Rabbi Mark Hillel Kunis
2/4/12
BO 5772
Time Magazine was right when it named its Person of the Year, “The Protestor.” 2011 was filled with protestors in Tunisia, Egypt, Syria, Yemen, Bahrain, Mexico, India, Chile, Moscow—even Tel Aviv and the Wall St. area of NY were not exempt—all crying out for change.
The 1st protest movement in history can be found in today’s parsha when Moses appears before Pharaoh and tells him that Gd has commanded (Ex. 10:3): Shalach et ami, “Let my people go!” Those words became the rallying cry not only of the Jewish protest movement against the Egyptians, but most every protest movement in history…from the American Revolution to the French Revolution, from the civil rights movement to the Soviet Jewry movement. But the fact is that we have not paid enough attention to what follows Moses’ words, “Let My people go”: Shalach et ami v’yavduni, “Let my people go so that they may serve Me.” Freedom alone is not enough. That’s why so many revolutions devolved into chaos and violence. There must be a commitment to principles that guarantee continued freedom.

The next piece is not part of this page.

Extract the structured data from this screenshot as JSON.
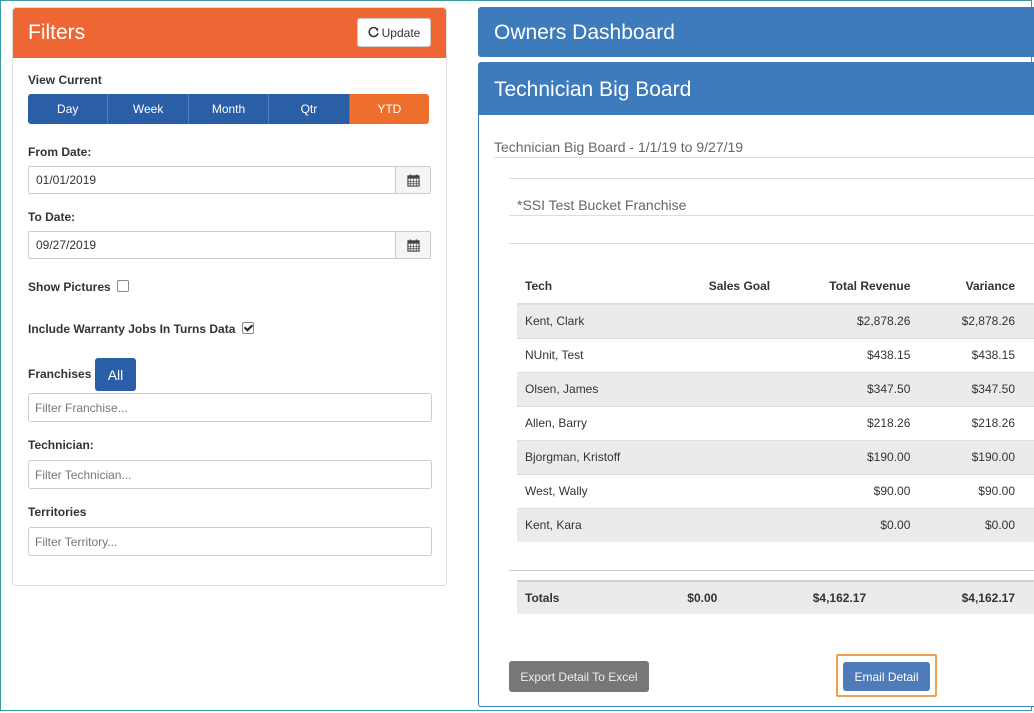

A few weeks ago the Jewish world was shocked as a new round of protests came out from Israel. This time it was not the Intifada of the Palestinians, but the protest of Hareidim. It took me a couple of weeks to process what had happened and now I’m ready to share my thoughts with you. Hareidim are ultra-religious Jews. Because of their very large families, they are now a significant part of the Israeli population. It 1st started in the city of Beit Shemesh where a group of ultra-Orthodox Hareidim taunted, cursed and spat on a 7-year-old girl walking to school who they claimed was not dressed modestly enough. I saw her on a You Tube video. She had a skirt down to her calves and a shirt with sleeves midway between her elbows and her wrists—pretty modest by most standards.
It soon escalated to another protest on New Year’s Eve which sent shock waves through the Jewish world. The protest was against the government of Israel and the people of Israel who they claim oppress them and their way of life. And to show how badly they are oppressed some of them dressed themselves and their children in concentration camp garb, wearing a yellow star, just as the Jews were oppressed in Europe and then ultimately destroyed.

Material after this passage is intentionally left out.